Thirty-five years later, Stephen Colbert tore into President Bush at the 2006 White House Correspondents Dinner. Several Bush aides walked out during the performance, a historic first: “No comedian had ever dared criticize the president to his face,” Nesteroff writes. Major coverage of that evening barely mentioned Colbert’s performance, but the video caught fire on the Internet. Allison Silverman, a head writer and executive producer of the Colbert Report, noted, “the reaction to that speech was a lesson on how many people wanted a voice of criticism at that moment in time.” In some ways, freedom of expression has benefited from the fragmentation of TV and the advent of the Internet: Somebody, somewhere, will carry your message. The once-long arms of traditional censorship have been clipped by the possibilities of consumption among stiff, and multitudinous, competition. The idea of a “mainstream” audience has now forked into a thousand rivulets.

The competing narratives of Allen’s mockumentary and Colbert’s performance illustrate more than anything else just how far comedy has traveled in the past 100 years. Americans have come to take funny very seriously, and funny has many different interpretations. We embrace the idea that comedy is a right: the right to taunt, to mock, to satirize, and to deride. But every laugh today produces a discomfiting echo.

The recent controversies regarding allegedly insensitive comedic material underscores this: Amy Schumer and accusations of racism in her stand-up; Trevor Noah and allegations of anti-Semitism in his tweets; Lena Dunham being condemned as a self-hating Jew for a humor piece in the New Yorker. One incident in particular suggests how comedy reflects the deep and still unresolved history of our country: On a recent Marc Maron podcast, Wyatt Cenac discussed an argument he had with Jon Stewart while he was a writer on the Daily Show. Stewart had done an impression of Herman Cain that Cenac felt hearkened back to “Kingfish,” a character from Amos ’n’ Andy. Stewart disagreed. Media outlets from Entertainment Weekly to the New York Times felt this quibble, gleaned from a podcast, was revelatory enough to print.
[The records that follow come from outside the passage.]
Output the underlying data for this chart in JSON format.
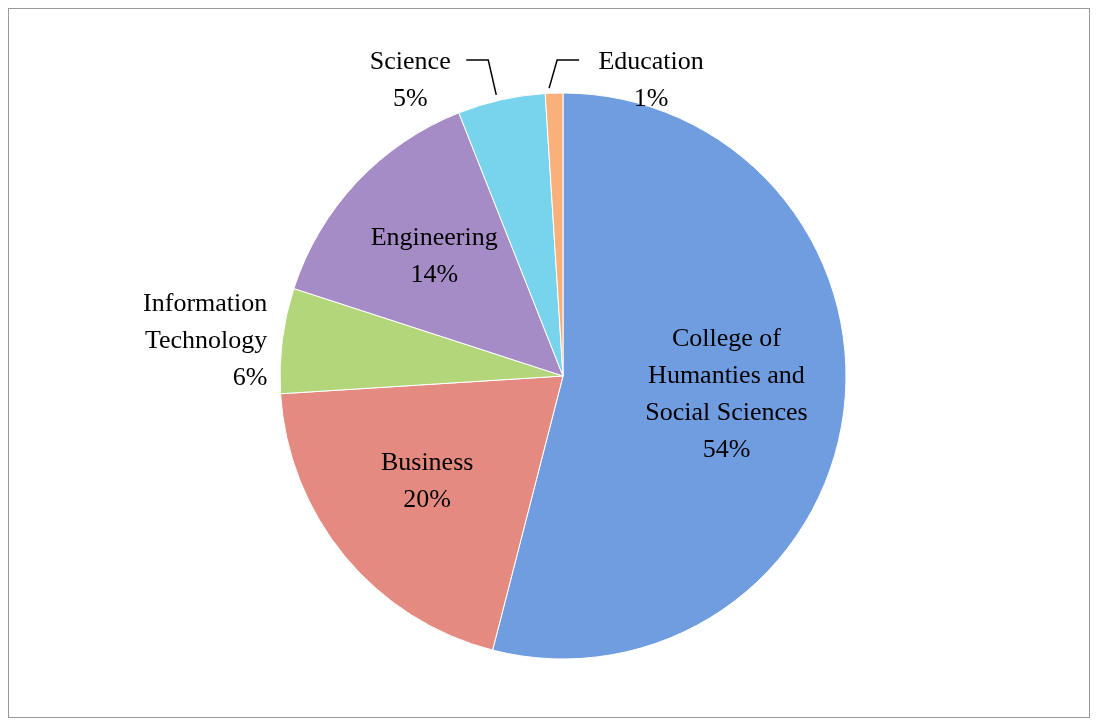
{
  "chart_data": {
    "type": "pie",
    "categories": [
      "College of Humanties and Social Sciences",
      "Business",
      "Information Technology",
      "Engineering",
      "Science",
      "Education"
    ],
    "values": [
      54,
      20,
      6,
      14,
      5,
      1
    ],
    "value_labels": [
      "54%",
      "20%",
      "6%",
      "14%",
      "5%",
      "1%"
    ],
    "colors": [
      "#6f9de0",
      "#e58a80",
      "#b3d67a",
      "#a58cc6",
      "#78d3ec",
      "#f9b07a"
    ],
    "legend": false
  }
}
By the end of Nesteroff’s book, we understand that comedy does more than make us laugh. It allows us to confront ourselves in a mirror—even if it does come from a funhouse—and take a measure of where we stand. Nesteroff ’s colorful prose and deep research let us hold up that looking glass and see a better reflection of who we are, how far we’ve come, how fragmented our image is, and what good and bad travel companions we’ve had along the way.